Hello and welcome back to our regular morning look at private companies, public markets and the gray space in between.

This morning we’re digging into Dropbox’s earnings report (Q4 2019), and why its recent financial performance and plans for 2020 are making the storage and productivity-focused SaaS player shares soar.

While the broader SaaS category has seen huge valuation gains in recent quarters, Dropbox has not. Along with Box, the two file-sharing focused companies were left behind as their broader unicorn cohort’s value surged. Why? Slowing growth, mostly. But with Dropbox shares up 13% pre-market to more than $21 this morning — its original IPO price — perhaps things are changing for one of the two firms.

To figure out what happened, we’ll start by unearthing what Dropbox managed to pull off in Q4 and compare its projections with market expectations. At the end, we’ll translate what we’ve learned from public SaaS companies for their private, startup brethren. As always, when we look at public companies, we’re hunting for market signals that will impact startup fundraising and valuations.

Expectations

Dropbox turned in what is called a top-and-bottom beat yesterday, besting Q4 2019 market expectations in both revenue growth (top line) and profitability (bottom line) terms.

The company’s $446 million in revenue was $2.65 million ahead of expectations, driving 18.65% growth, which Dropbox rounded up to 19%. That was the same percentage that Dropbox said that it grew in all of 2019, which was a round-down from the 19.37% its full-year revenue expanded to compared with 2018’s result. The company’s 2018 top line came to $1.66 billion.

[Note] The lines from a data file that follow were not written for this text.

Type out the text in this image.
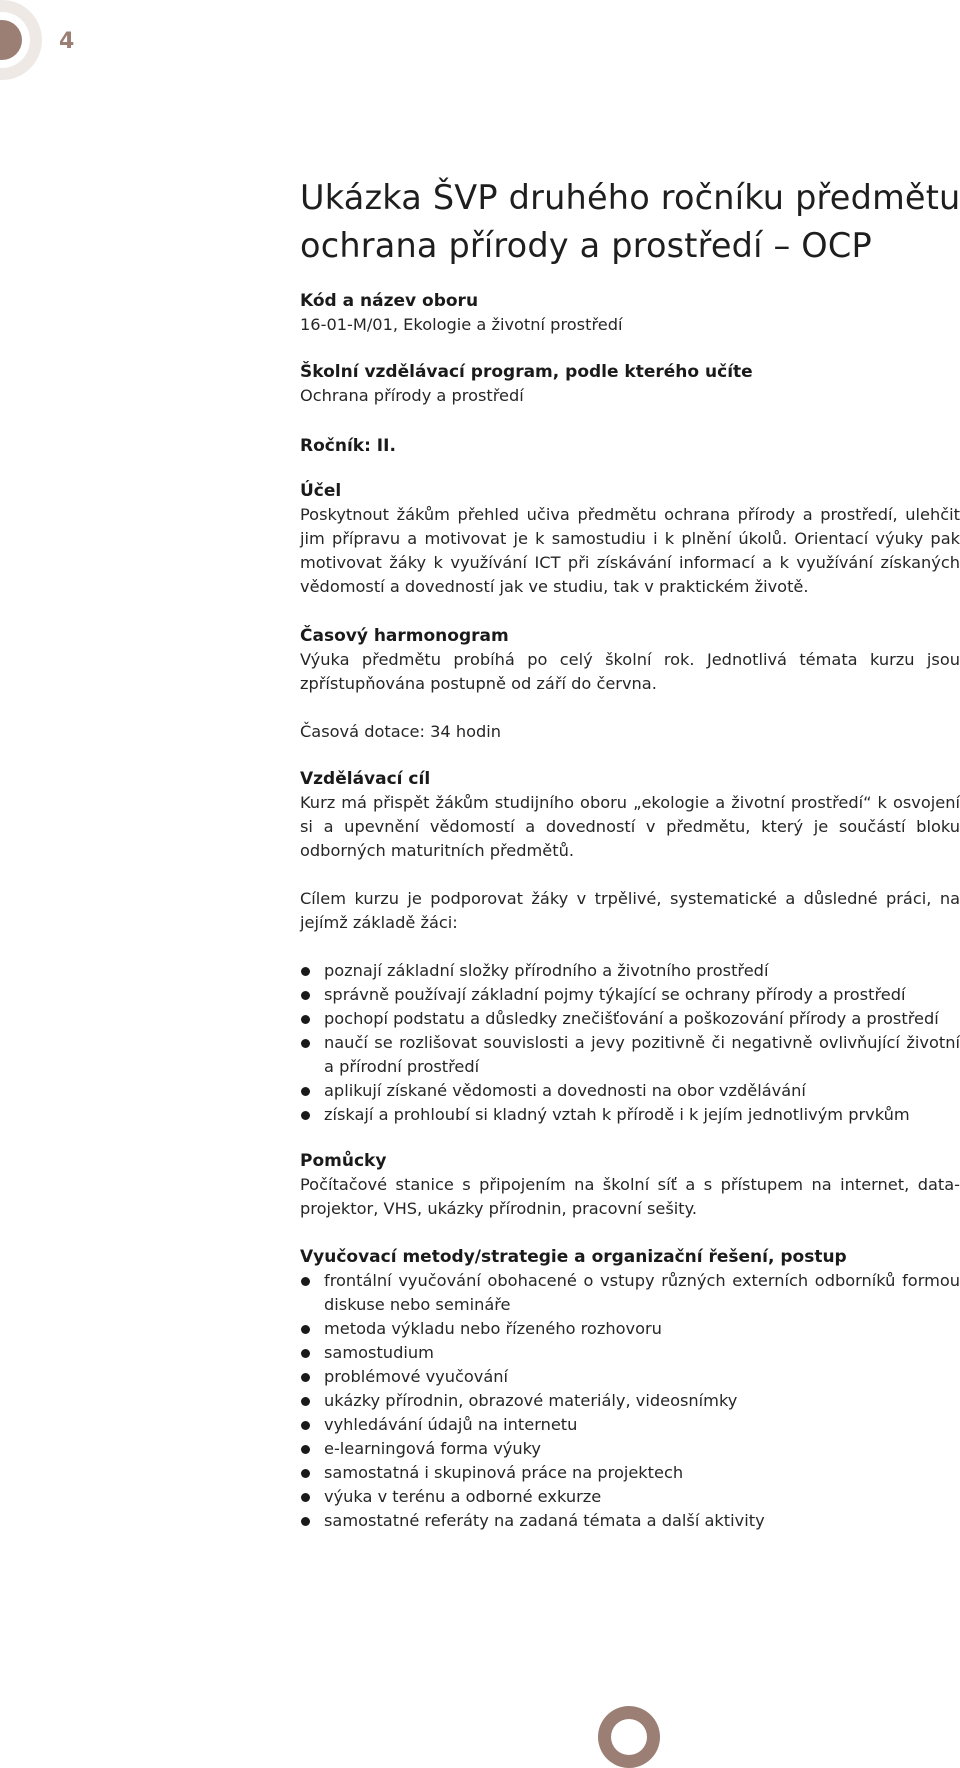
4
Ukázka ŠVP druhého ročníku předmětu ochrana přírody a prostředí – OCP

Kód a název oboru

16-01-M/01, Ekologie a životní prostředí

Školní vzdělávací program, podle kterého učíte

Ochrana přírody a prostředí

Ročník: II.

Účel

Poskytnout žákům přehled učiva předmětu ochrana přírody a prostředí, ulehčit jim přípravu a motivovat je k samostudiu i k plnění úkolů. Orientací výuky pak motivovat žáky k využívání ICT při získávání informací a k využívání získaných vědomostí a dovedností jak ve studiu, tak v praktickém životě.

Časový harmonogram

Výuka předmětu probíhá po celý školní rok. Jednotlivá témata kurzu jsou zpřístupňována postupně od září do června.

Časová dotace: 34 hodin

Vzdělávací cíl

Kurz má přispět žákům studijního oboru „ekologie a životní prostředí“ k osvojení si a upevnění vědomostí a dovedností v předmětu, který je součástí bloku odborných maturitních předmětů.

Cílem kurzu je podporovat žáky v trpělivé, systematické a důsledné práci, na jejímž základě žáci:

poznají základní složky přírodního a životního prostředí
správně používají základní pojmy týkající se ochrany přírody a prostředí
pochopí podstatu a důsledky znečišťování a poškozování přírody a prostředí
naučí se rozlišovat souvislosti a jevy pozitivně či negativně ovlivňující životní a přírodní prostředí
aplikují získané vědomosti a dovednosti na obor vzdělávání
získají a prohloubí si kladný vztah k přírodě i k jejím jednotlivým prvkům

Pomůcky

Počítačové stanice s připojením na školní síť a s přístupem na internet, data-projektor, VHS, ukázky přírodnin, pracovní sešity.

Vyučovací metody/strategie a organizační řešení, postup

frontální vyučování obohacené o vstupy různých externích odborníků formou diskuse nebo semináře
metoda výkladu nebo řízeného rozhovoru
samostudium
problémové vyučování
ukázky přírodnin, obrazové materiály, videosnímky
vyhledávání údajů na internetu
e-learningová forma výuky
samostatná i skupinová práce na projektech
výuka v terénu a odborné exkurze
samostatné referáty na zadaná témata a další aktivity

In terms of both profit and adjusted profit, Dropbox’s Q4 also came in ahead. The company’s $0.16 in adjusted profit per share was two cents above expectations, while the company’s net loss per share of $0.02 was a penny ahead of projections.

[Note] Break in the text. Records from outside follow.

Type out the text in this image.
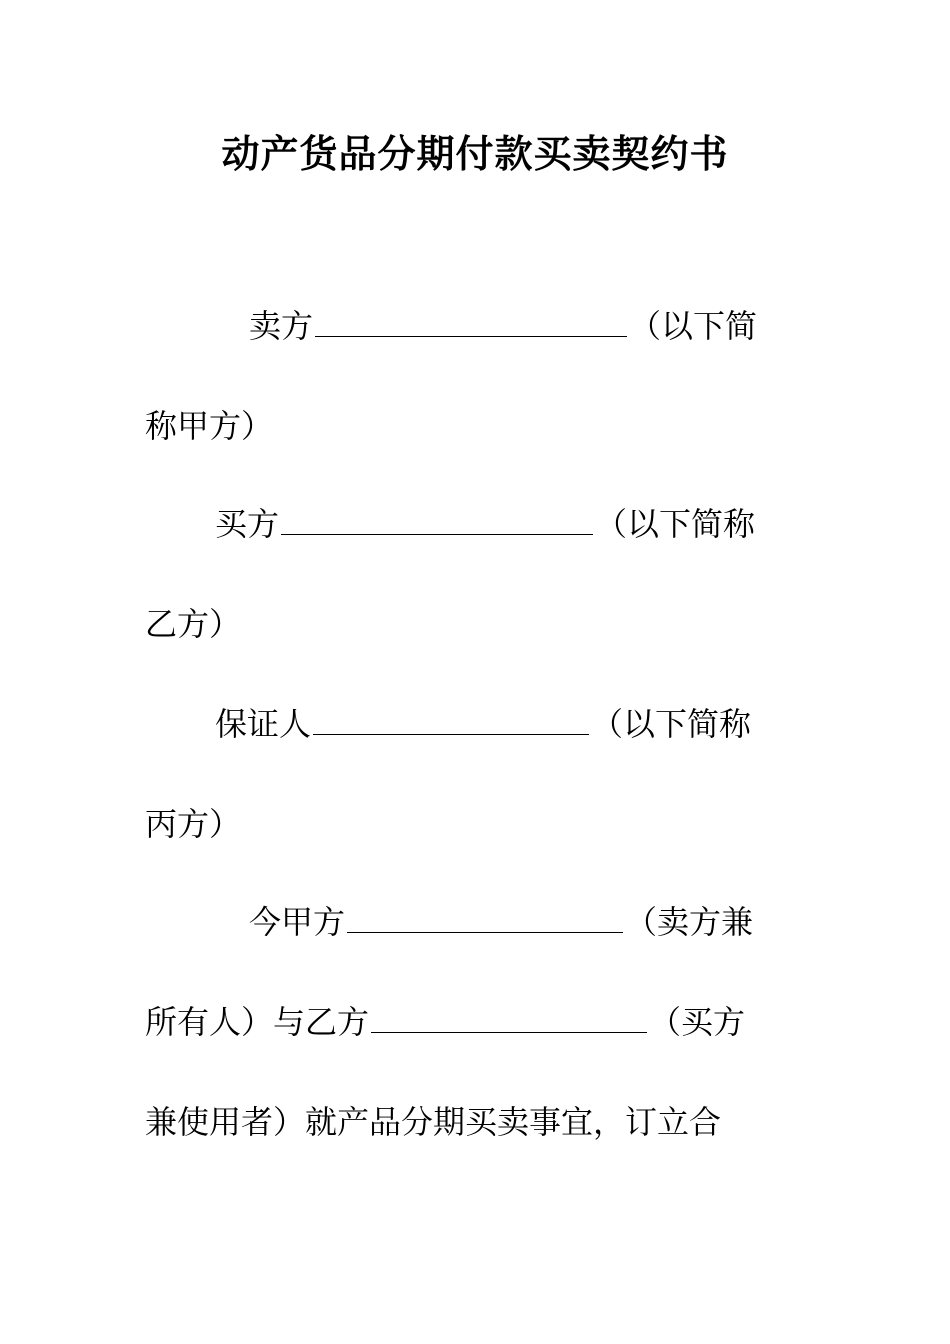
动产货品分期付款买卖契约书
卖方	（以下简
称甲方）
买方	（以下简称
乙方）
保证人	（以下简称
丙方）
今甲方	（卖方兼
所有人）与乙方	（买方
兼使用者）就产品分期买卖事宜，订立合
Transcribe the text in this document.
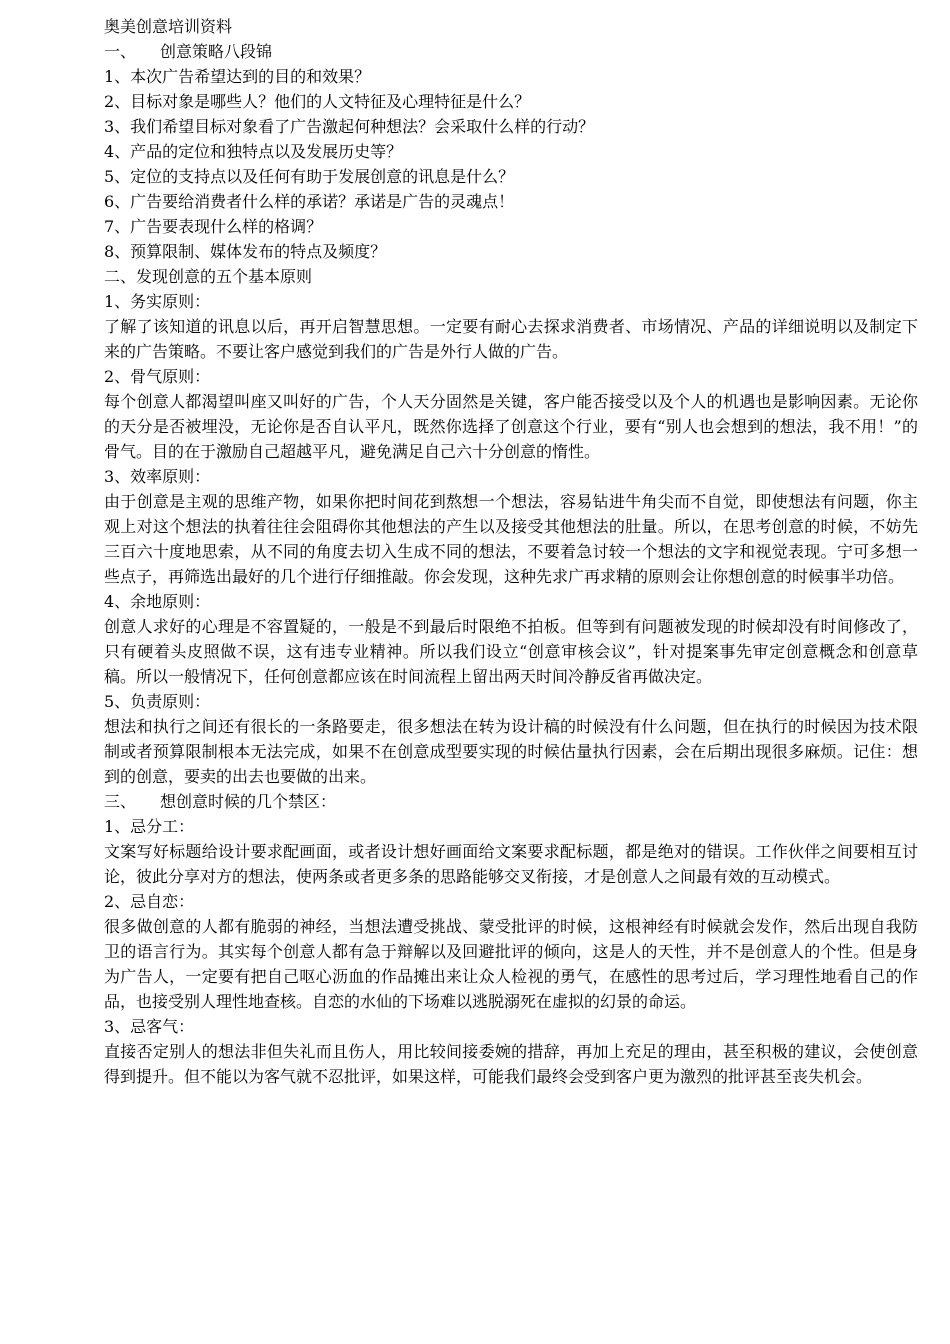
奥美创意培训资料
一、 创意策略八段锦
1、本次广告希望达到的目的和效果？
2、目标对象是哪些人？他们的人文特征及心理特征是什么？
3、我们希望目标对象看了广告激起何种想法？会采取什么样的行动？
4、产品的定位和独特点以及发展历史等？
5、定位的支持点以及任何有助于发展创意的讯息是什么？
6、广告要给消费者什么样的承诺？承诺是广告的灵魂点！
7、广告要表现什么样的格调？
8、预算限制、媒体发布的特点及频度？
二、发现创意的五个基本原则
1、务实原则：
了解了该知道的讯息以后，再开启智慧思想。一定要有耐心去探求消费者、市场情况、产品的详细说明以及制定下来的广告策略。不要让客户感觉到我们的广告是外行人做的广告。
2、骨气原则：
每个创意人都渴望叫座又叫好的广告，个人天分固然是关键，客户能否接受以及个人的机遇也是影响因素。无论你的天分是否被埋没，无论你是否自认平凡，既然你选择了创意这个行业，要有“别人也会想到的想法，我不用！”的骨气。目的在于激励自己超越平凡，避免满足自己六十分创意的惰性。
3、效率原则：
由于创意是主观的思维产物，如果你把时间花到熬想一个想法，容易钻进牛角尖而不自觉，即使想法有问题，你主观上对这个想法的执着往往会阻碍你其他想法的产生以及接受其他想法的肚量。所以，在思考创意的时候，不妨先三百六十度地思索，从不同的角度去切入生成不同的想法，不要着急讨较一个想法的文字和视觉表现。宁可多想一些点子，再筛选出最好的几个进行仔细推敲。你会发现，这种先求广再求精的原则会让你想创意的时候事半功倍。
4、余地原则：
创意人求好的心理是不容置疑的，一般是不到最后时限绝不拍板。但等到有问题被发现的时候却没有时间修改了，只有硬着头皮照做不误，这有违专业精神。所以我们设立“创意审核会议”，针对提案事先审定创意概念和创意草稿。所以一般情况下，任何创意都应该在时间流程上留出两天时间冷静反省再做决定。
5、负责原则：
想法和执行之间还有很长的一条路要走，很多想法在转为设计稿的时候没有什么问题，但在执行的时候因为技术限制或者预算限制根本无法完成，如果不在创意成型要实现的时候估量执行因素，会在后期出现很多麻烦。记住：想到的创意，要卖的出去也要做的出来。
三、 想创意时候的几个禁区：
1、忌分工：
文案写好标题给设计要求配画面，或者设计想好画面给文案要求配标题，都是绝对的错误。工作伙伴之间要相互讨论，彼此分享对方的想法，使两条或者更多条的思路能够交叉衔接，才是创意人之间最有效的互动模式。
2、忌自恋：
很多做创意的人都有脆弱的神经，当想法遭受挑战、蒙受批评的时候，这根神经有时候就会发作，然后出现自我防卫的语言行为。其实每个创意人都有急于辩解以及回避批评的倾向，这是人的天性，并不是创意人的个性。但是身为广告人，一定要有把自己呕心沥血的作品摊出来让众人检视的勇气，在感性的思考过后，学习理性地看自己的作品，也接受别人理性地查核。自恋的水仙的下场难以逃脱溺死在虚拟的幻景的命运。
3、忌客气：
直接否定别人的想法非但失礼而且伤人，用比较间接委婉的措辞，再加上充足的理由，甚至积极的建议，会使创意得到提升。但不能以为客气就不忍批评，如果这样，可能我们最终会受到客户更为激烈的批评甚至丧失机会。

Companies’ share prices often rise after posting better-than-expected earnings; Dropbox’s stock might have risen on just the above news. However, the company’s profitability promises regarding 2020 likely mattered more. Recall that we’ve seen other companies’ shares rise recently in the wake of profitability projections (and some do the opposite).

Projections

Dropbox made a number of promises in its earnings call. Leaning on the fine folks at Seeking Alpha, here’s a short excerpt from the former-startup’s transcript (emphasis by TechCrunch):

As we drive adoption of our new products and continue to invest in growth. We’ll be driving higher productivity and free cash flow in 2020. And by the end of this year, our goal is to become a profitable business on a GAAP basis.

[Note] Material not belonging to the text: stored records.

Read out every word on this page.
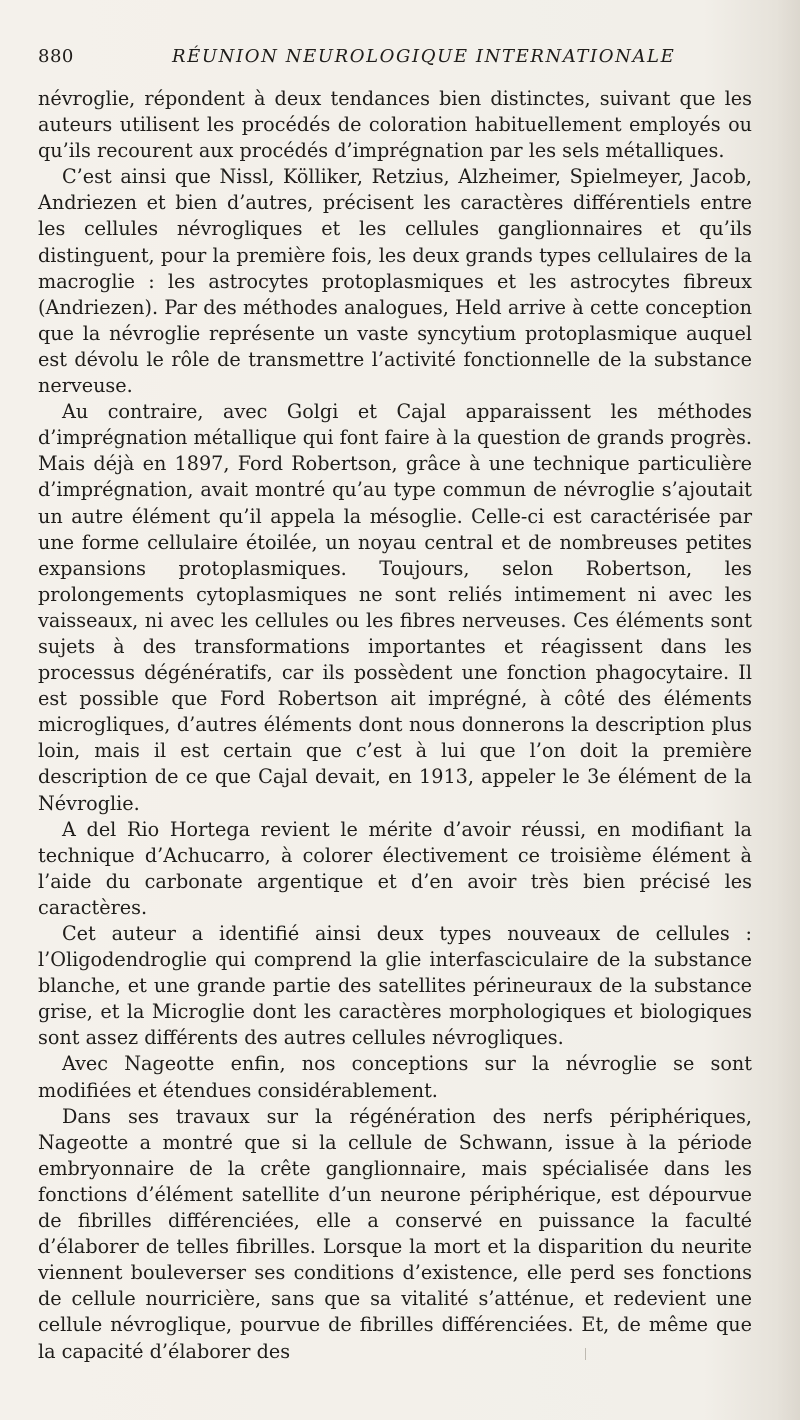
880	RÉUNION NEUROLOGIQUE INTERNATIONALE

névroglie, répondent à deux tendances bien distinctes, suivant que les auteurs utilisent les procédés de coloration habituellement employés ou qu’ils recourent aux procédés d’imprégnation par les sels métalliques.

C’est ainsi que Nissl, Kölliker, Retzius, Alzheimer, Spielmeyer, Jacob, Andriezen et bien d’autres, précisent les caractères différentiels entre les cellules névrogliques et les cellules ganglionnaires et qu’ils distinguent, pour la première fois, les deux grands types cellulaires de la macroglie : les astrocytes protoplasmiques et les astrocytes fibreux (Andriezen). Par des méthodes analogues, Held arrive à cette conception que la névroglie représente un vaste syncytium protoplasmique auquel est dévolu le rôle de transmettre l’activité fonctionnelle de la substance nerveuse.

Au contraire, avec Golgi et Cajal apparaissent les méthodes d’imprégnation métallique qui font faire à la question de grands progrès. Mais déjà en 1897, Ford Robertson, grâce à une technique particulière d’imprégnation, avait montré qu’au type commun de névroglie s’ajoutait un autre élément qu’il appela la mésoglie. Celle-ci est caractérisée par une forme cellulaire étoilée, un noyau central et de nombreuses petites expansions protoplasmiques. Toujours, selon Robertson, les prolongements cytoplasmiques ne sont reliés intimement ni avec les vaisseaux, ni avec les cellules ou les fibres nerveuses. Ces éléments sont sujets à des transformations importantes et réagissent dans les processus dégénératifs, car ils possèdent une fonction phagocytaire. Il est possible que Ford Robertson ait imprégné, à côté des éléments microgliques, d’autres éléments dont nous donnerons la description plus loin, mais il est certain que c’est à lui que l’on doit la première description de ce que Cajal devait, en 1913, appeler le 3e élément de la Névroglie.

A del Rio Hortega revient le mérite d’avoir réussi, en modifiant la technique d’Achucarro, à colorer électivement ce troisième élément à l’aide du carbonate argentique et d’en avoir très bien précisé les caractères.

Cet auteur a identifié ainsi deux types nouveaux de cellules : l’Oligodendroglie qui comprend la glie interfasciculaire de la substance blanche, et une grande partie des satellites périneuraux de la substance grise, et la Microglie dont les caractères morphologiques et biologiques sont assez différents des autres cellules névrogliques.

Avec Nageotte enfin, nos conceptions sur la névroglie se sont modifiées et étendues considérablement.

Dans ses travaux sur la régénération des nerfs périphériques, Nageotte a montré que si la cellule de Schwann, issue à la période embryonnaire de la crête ganglionnaire, mais spécialisée dans les fonctions d’élément satellite d’un neurone périphérique, est dépourvue de fibrilles différenciées, elle a conservé en puissance la faculté d’élaborer de telles fibrilles. Lorsque la mort et la disparition du neurite viennent bouleverser ses conditions d’existence, elle perd ses fonctions de cellule nourricière, sans que sa vitalité s’atténue, et redevient une cellule névroglique, pourvue de fibrilles différenciées. Et, de même que la capacité d’élaborer des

The company’s CEO went on to add that his company intends to “drive accelerated margin expansion,” leading to Dropbox expecting to “generate non-GAAP operating margins of 28% to 30% and annual free cash flow of over $1 billion” this year. The company noted that this was improved guidance and stated its decision to purchase $600 million of its own stock.

So Dropbox promised un-adjusted profits, probably in Q4 of 2020. How? With stronger margins, which will also help the company generate oodles of cash. Cash that will allow the San Francisco-based firm to likely keep buying its shares or start paying dividends.

Wall Street is bonkers for this set of results. And we can feel somewhat confident that it was the profitability promise, not future revenue growth projections, that were considered impressive because the company’s 2020 revenue projections ($1.890 to $1.905 billion) are bang-on current expectations ($1.9 billion).

Startups?

Wall Street is showering Dropbox in love because it is going to generate lots of cash this year, some adjusted profit, and eke out net income towards the end of the year. And with Dropbox so far from needing cash that it is going start giving fists of it back to shareholders, it’s like a different company.

For startups the takeaway is clear: If you can’t grow as fast as other SaaS startups, you can always generate truckloads of cash and hand it out. That makes you friends, too.

According to YCharts, Dropbox’s market cap has jumped about $1 billion this week. Now worth $8.87 billion, Dropbox’s revenue multiple is back up to 5.5x. Not great, but better.